A practical question about attributes
Tim Bray
tbray at textuality.com
Tue Jan 12 20:26:40 GMT 1999
At 11:38 AM 1/12/99 -0800, Jeffrey E. Sussna wrote:
>Folks,
>
>I can gain significant size reductions by representing things as attributes
>rather than sub-elements. Here is an example:
In general, I'd say it's a bad practice to warp your design out of
shape in order to save bytes; LZ compression does a better job anyhow.

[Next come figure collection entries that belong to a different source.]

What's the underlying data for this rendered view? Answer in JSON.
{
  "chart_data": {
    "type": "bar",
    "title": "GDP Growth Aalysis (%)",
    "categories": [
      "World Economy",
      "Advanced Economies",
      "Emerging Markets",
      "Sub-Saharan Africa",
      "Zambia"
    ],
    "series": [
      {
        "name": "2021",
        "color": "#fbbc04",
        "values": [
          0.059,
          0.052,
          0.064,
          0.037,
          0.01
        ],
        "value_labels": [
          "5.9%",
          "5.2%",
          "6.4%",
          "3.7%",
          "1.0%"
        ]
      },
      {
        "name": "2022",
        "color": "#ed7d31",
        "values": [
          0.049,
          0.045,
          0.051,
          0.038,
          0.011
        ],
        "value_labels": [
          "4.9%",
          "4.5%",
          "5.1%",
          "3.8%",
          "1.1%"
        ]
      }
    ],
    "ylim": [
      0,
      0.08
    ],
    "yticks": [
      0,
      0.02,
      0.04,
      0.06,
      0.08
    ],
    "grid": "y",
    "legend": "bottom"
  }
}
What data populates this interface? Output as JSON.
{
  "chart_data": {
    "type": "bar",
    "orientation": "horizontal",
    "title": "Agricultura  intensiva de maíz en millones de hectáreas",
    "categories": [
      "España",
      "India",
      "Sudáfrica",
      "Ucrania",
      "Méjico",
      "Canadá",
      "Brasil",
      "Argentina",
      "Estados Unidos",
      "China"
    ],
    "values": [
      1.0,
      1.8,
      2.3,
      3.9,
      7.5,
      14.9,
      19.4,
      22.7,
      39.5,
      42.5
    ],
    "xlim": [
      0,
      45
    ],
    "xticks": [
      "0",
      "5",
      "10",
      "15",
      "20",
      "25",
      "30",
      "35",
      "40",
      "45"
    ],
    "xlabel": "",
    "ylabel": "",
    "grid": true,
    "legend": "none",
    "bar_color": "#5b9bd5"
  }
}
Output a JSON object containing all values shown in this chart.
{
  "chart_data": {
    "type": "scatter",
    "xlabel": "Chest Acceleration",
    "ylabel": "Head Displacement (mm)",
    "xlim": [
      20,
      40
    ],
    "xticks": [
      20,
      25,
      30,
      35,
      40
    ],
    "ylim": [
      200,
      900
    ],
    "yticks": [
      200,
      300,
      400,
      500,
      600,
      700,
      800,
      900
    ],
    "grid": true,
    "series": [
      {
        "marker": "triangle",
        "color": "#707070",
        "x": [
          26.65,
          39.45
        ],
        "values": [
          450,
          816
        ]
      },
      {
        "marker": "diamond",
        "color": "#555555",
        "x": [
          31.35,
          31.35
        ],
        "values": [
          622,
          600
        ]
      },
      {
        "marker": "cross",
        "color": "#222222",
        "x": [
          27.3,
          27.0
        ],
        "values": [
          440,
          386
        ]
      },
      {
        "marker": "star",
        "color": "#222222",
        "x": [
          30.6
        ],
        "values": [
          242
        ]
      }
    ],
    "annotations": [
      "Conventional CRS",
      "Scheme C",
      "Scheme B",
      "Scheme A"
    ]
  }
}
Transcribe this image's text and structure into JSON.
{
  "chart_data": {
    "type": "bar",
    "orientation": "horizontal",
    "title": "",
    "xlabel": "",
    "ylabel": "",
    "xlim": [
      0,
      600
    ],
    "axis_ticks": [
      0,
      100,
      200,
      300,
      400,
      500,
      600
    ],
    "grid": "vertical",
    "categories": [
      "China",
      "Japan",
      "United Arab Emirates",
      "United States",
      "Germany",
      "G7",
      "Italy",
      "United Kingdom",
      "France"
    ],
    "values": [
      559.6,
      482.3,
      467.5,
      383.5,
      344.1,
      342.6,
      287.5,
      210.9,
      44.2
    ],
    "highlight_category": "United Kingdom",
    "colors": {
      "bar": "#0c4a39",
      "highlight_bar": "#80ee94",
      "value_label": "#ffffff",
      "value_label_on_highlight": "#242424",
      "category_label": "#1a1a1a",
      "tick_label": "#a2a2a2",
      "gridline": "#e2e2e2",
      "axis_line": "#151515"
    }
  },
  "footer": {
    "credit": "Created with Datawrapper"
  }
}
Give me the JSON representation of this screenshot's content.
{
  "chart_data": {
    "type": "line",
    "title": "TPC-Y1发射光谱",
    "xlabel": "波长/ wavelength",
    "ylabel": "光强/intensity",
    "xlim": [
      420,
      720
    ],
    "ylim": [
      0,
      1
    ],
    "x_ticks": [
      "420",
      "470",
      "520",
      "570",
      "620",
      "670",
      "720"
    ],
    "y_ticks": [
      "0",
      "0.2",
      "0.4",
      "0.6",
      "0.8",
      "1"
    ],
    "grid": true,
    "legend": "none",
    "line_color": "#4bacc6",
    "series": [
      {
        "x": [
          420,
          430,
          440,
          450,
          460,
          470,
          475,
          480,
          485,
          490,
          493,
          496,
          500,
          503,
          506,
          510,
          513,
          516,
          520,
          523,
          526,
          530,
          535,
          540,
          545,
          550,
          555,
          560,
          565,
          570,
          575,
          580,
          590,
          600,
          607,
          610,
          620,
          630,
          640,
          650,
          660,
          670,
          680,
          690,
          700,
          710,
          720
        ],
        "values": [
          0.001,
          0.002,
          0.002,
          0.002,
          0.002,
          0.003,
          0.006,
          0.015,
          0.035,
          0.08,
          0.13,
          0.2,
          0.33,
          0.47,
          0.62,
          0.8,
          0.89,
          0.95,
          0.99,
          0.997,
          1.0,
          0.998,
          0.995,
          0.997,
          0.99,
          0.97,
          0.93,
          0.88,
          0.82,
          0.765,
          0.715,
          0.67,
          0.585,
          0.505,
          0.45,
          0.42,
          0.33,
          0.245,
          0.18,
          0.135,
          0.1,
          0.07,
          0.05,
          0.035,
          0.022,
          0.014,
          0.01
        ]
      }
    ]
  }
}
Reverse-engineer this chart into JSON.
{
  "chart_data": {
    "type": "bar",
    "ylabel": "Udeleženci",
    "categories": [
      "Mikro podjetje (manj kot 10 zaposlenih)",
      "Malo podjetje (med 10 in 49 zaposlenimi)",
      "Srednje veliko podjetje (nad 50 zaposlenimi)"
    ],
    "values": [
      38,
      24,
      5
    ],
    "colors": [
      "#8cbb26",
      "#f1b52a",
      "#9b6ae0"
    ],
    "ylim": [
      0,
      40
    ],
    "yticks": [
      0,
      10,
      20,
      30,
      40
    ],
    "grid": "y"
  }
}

><session><id>25</id><type>Q</type><num>15</num></session>
><session id="25" type="Q" num="15"/>
Let's take a closer look, at "<id>25</id>" vs id='25'. In this case,
you're only saving 4 chars. Attributes carry 3 characters of overhead:
equals and two quotation marks, beyond the name. If the length of the
name is N, then elements carry N + 5 (end tag, <, >, </, >). So the
saving is N+2 chars, where N is the length of the name. Work it out.
>Here's the question: does anyone know of any gotchas in using attributes
>instead of elements? Parsing issues, etc.?
Yeah, they can't repeat, they can't have internal structure, they can't
contain external entities, they have no defined order. But perhaps
these aren't material in your application. -T.